Mrs Sickert appeared — a tired, drab little woman, in faded, dark colours with untidy hair. Suddenly one realized that she was, in an oriental way, an exquisite objet de vitrine: her flat shoes on her spindly feet became those of a ballet dancer, and she showed herself to be a sensitive artist. She is also the gentle nurse and perfect wife for a painter, and like a little Chinese amah she slid around in the near distance attending her husband with infinite tact and devotion.
The great old man, smoking a cheroot, was lying deep back in a large leather chair with outstretched arms, displaying sensitive bird-like hands. His magnificent wild and farouche head was adorned by brilliant white shocks of hair and square beard. Behind him a huge window framed a salad-coloured view of Bath.
From where he lay his eyes fell upon an early portrait of his mother — a rather dark, Ingres-like painting of a woman with hair parted in the middle: a gold brooch at her throat. ‘It is by Fuseli, that’s a good name, isn’t it? And it’s well done, the brown of the hair and the gold of the brooch.’ Occasionally Sickert’s brain would give off a flash of brilliance, but suddenly he could not remember what he wished to say. Then his imagination would take control, and he would blurt out all sorts of inconsequent things like a wise lunatic or a highly cultured child. It is astounding to think that this old man should be able to take control of his senses when it comes to painting, for it soon dawned upon me that poor old Sickert’s brain was in a state of advanced decay. Yet in front of a canvas he seemed to regain all his power; his pictures are as solid, well constructed and bold as only those by a man in his prime could be.

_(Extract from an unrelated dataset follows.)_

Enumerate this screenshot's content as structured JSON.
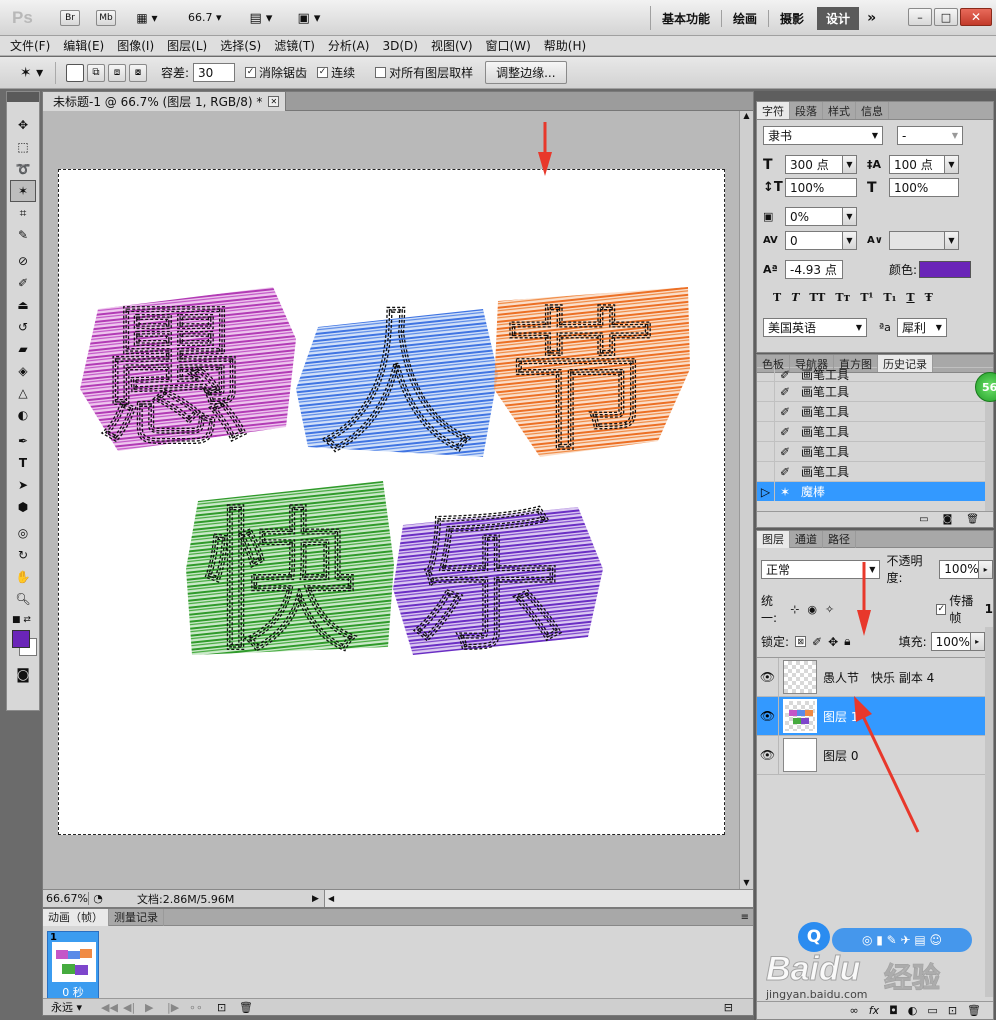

Enthusiastically I photographed him in the studio and, in answer to my ‘Please keep still’, Sickert would gesticulate, ‘Enchanted — Of course I’ll keep still. I won’t even talk if you don’t want me to’; but, nevertheless, he demonstrated his latest work — a dry, scaly, solid piece of architectural painting done in greys and brown, of the Kingsway Arch (now taken down). ‘I will make that like a lily of the valley!’ he said. But I think the lily of the valley thought came into his head at this last minute. An omnibus was being sketched in. He explained, ‘You see, I always wanted to be a bus conductor. That coat over there’ (he pointed to a buff coat with a darker velvet collar) ‘I like, because I feel like a bus conductor in it.’